CIOs Bedeviled by IT Services Access, App Downtime

While businesses are already calling for greater availability, IT departments are missing the recovery time objective (RTO) their businesses demand.

app downtime and veeam software

The vast majority (82 percent) of CIOs admit that they are unable to meet their business’ need for immediate, always-on access to IT services, according to a global survey by Veeam Software.

This availability gap has immediate costs, as application failure costs enterprises more than $2 million a year in lost revenue, productivity, opportunities and data irretrievably lost through backups failing to recover.

The reasons CIOs are under pressure include more frequent, real-time interactions among customers, partners, suppliers and employees (65 percent of respondents), the need to access applications across time zones (56 percent); increased adoption of mobile devices (56 percent), employees working outside regular hours (54 percent), and an increasing level of automation for decision making and transactions (53 percent).

"A number of factors can cause applications hosted in data centers to become suddenly unavailable, from unexpected issues that arise during 'routine' maintenance updates to power outages, data corruption and administrator errors," Doug Hazelman, Veeam's vice president of product strategy, told eWEEK. "Then, of course, you have natural disasters like Hurricane Sandy that will simply wipe out data centers in a region that many considered safe."

Hazelman said companies relying on applications hosted in data centers need to make sure their mission critical apps are backed up continuously and can be restored quickly.

He noted 82 percent of CIOs surveyed said that they are failing to meet businesses’ always-on demands, a figure that he said he thinks a lot of people will find shocking.

"What’s most surprising about this number is that for companies in many industries such as e-commerce and financial services, applications don’t just help them run their business – applications are their business," he explained. "A CIO’s job is to make sure that technology is allowing for the transfer of information that’s essential to a company’s day-to-day business, and it’s clear from this study that the majority of CIOs are not living up to their responsibilities and expectations."

While businesses are already calling for greater availability, IT departments are missing the recovery time objective (RTO) their businesses demand for mission-critical data by more than an hour and are more than 2.5 hours away from the always-on standards set by modern availability solutions.

Even more troubling, they are missing the required recovery point objective (RPO), how often data is backed up, by 1.5 hours, and they are a whopping 4.5 hours away from modern always-on standards.

The survey also revealed unplanned application downtime occurs more than once per month (13 times per year), and that unplanned application downtime costs an organization between $1.4 million and $2.3 million annually in lost revenue, decreased productivity and missed opportunities.

Meanwhile, one in six backup recoveries fails, meaning that with 13 incidents of application downtime per year, data will be permanently lost at least twice.
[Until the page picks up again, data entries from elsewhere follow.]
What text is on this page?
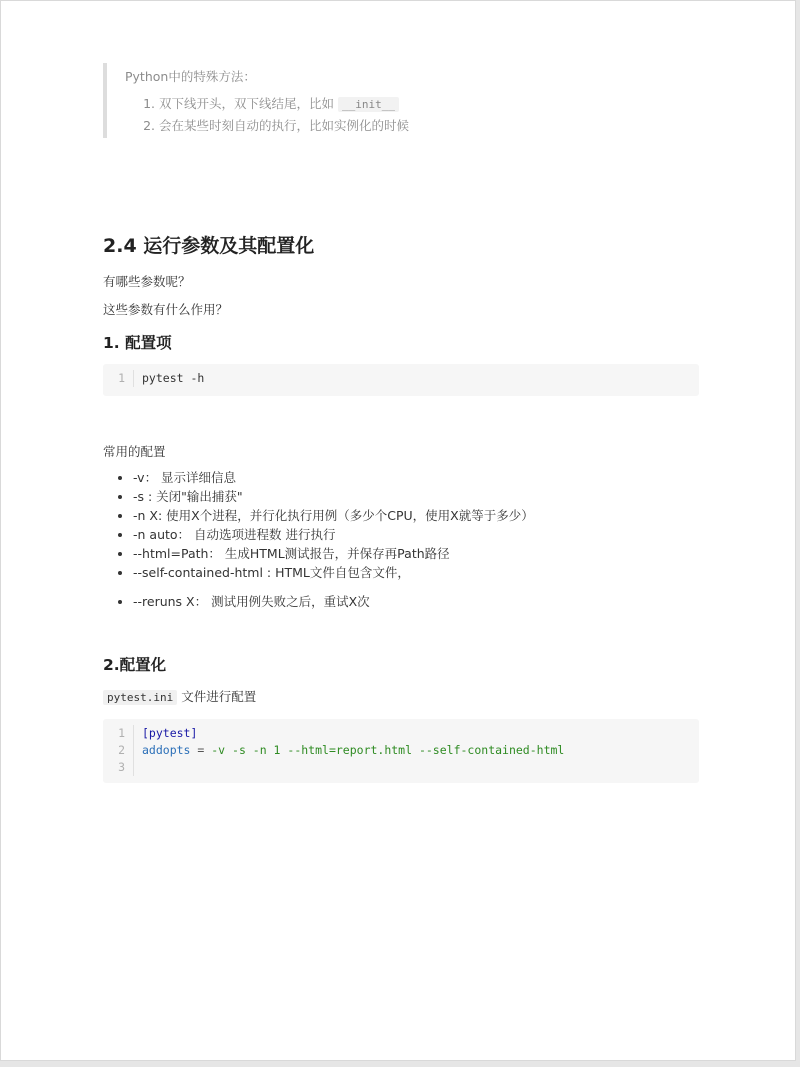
Python中的特殊方法：

1. 双下线开头，双下线结尾，比如 __init__
2. 会在某些时刻自动的执行，比如实例化的时候
2.4 运行参数及其配置化

有哪些参数呢？

这些参数有什么作用？

1. 配置项
1	pytest -h

常用的配置

• -v： 显示详细信息
• -s : 关闭"输出捕获"
• -n X: 使用X个进程，并行化执行用例（多少个CPU，使用X就等于多少）
• -n auto： 自动选项进程数 进行执行
• --html=Path： 生成HTML测试报告，并保存再Path路径
• --self-contained-html : HTML文件自包含文件，
• --reruns X： 测试用例失败之后，重试X次
2.配置化
pytest.ini 文件进行配置
1	[pytest]
2	addopts = -v -s -n 1 --html=report.html --self-contained-html
3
This lost data costs enterprises a minimum of $682,000 annually.

Organizations are also risking between $4.4 million and $7.9 million of lost application data from downtime incidents each year, the survey indicated.

"Financial services and e-commerce companies have a particularly miserable time when their apps go down," Hazelman explained. "For companies in these industries even a few seconds or minutes of downtime can result in significant financial losses, and the consequences of downtime lasting hours or days can be potentially catastrophic."